J'ai lu et relu le communiqué officiel et je ne trouve ni le mot "ultimatum" ni surtout aucune trace d'un esprit d'ultimatum. C'est-à-dire, d'une pression exercée sur le calendrier pour aboutir à un résultat en forçant le levier du rapport de force.
Pire, affirmer cela déforme profondément l'information publiée aujourd'hui par le Vatican. D'autant que ce thème de l'ultimatum est venu de l'interprétation des propos du Père Lombardi, porte parole du Vatican, qui a répondu à une question de journaliste sur les "délais". Il a estimé que le Vatican attendait une réponse d'ici "environ un mois". Il n'a pas parlé, à ma connaissance, d'ultimatum. Ce qui serait d'ailleurs ridicule pour une crise ouverte depuis... cinquante ans, dès l'ouverture du Concile Vatican II !
...

Rome cherche un accord, fondé sur une vision large du catholicisme. Une vision capable d'intégrer plusieurs familles dont certaines sont très éloignées les unes des autres. Un esprit capable d'admettre un débat interne, cette "disputatio" qui appartient pourtant à la grande tradition intellectuelle - et actuellement perdue - de l'Eglise catholique.
Bref, une sortie par le haut de cette crise. Et non par le bas avec ces compromis de petits comptables qui ne seront jamais d'accord sur l'interprétation de leurs résultats et de leurs tableaux parce qu'ils sont justement tenus au millimètre et à la virgule près avec la méticulosité d'horlogers suisses.

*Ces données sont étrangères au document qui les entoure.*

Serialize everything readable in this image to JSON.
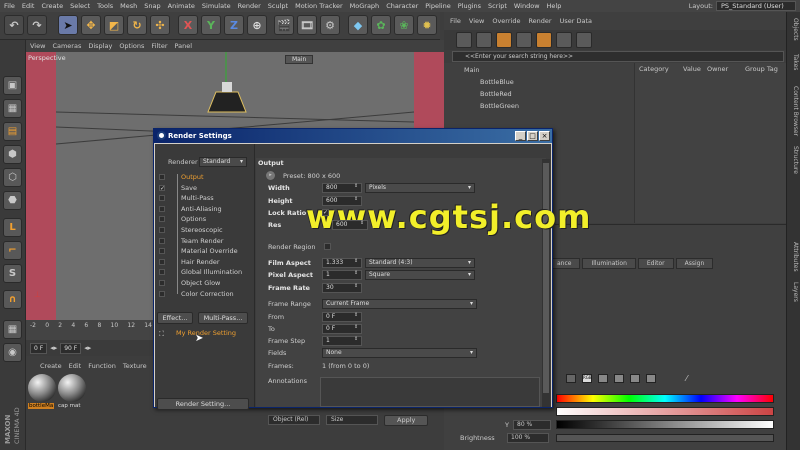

Ce n'est pas là le style Benoît XVI autant que j'ai pu l'observer. Chez lui précision et rigueur intellectuelles riment avec largeur de vue et souffle intellectuel et spirituel. Il ne se laissera jamais enfermer dans les minutes comptées d'un soi-disant ultimatum surtout à l'échelle du temps de l'Eglise.

Et puis, il ne faut pas exclure qu'une fois la réponse de Mgr Fellay au courrier de ce jour, parvenue dans les mains du Pape, ce dernier qui veut depuis longtemps retrouver cette unité, invite, une nouvelle fois, ce fils rebelle comme il l'avait fait peu de temps après son élection en 2005.
Et qu'il lui pose, comme un père à son fils, c'est-à-dire d'homme à homme, et non de technicien de la théologie à technicien d'une autre théologie, la question de confiance. Celle la volonté de la réconciliation même si tous les détails de celle-ci et tous ses affronts passés, ne pourront jamais être réglés.
C'est le propre de l'audace des disciples du Christ. Mais c'est aussi la caractéristiques des grands hommes qui savent prendre, le moment venu, une vraie décision.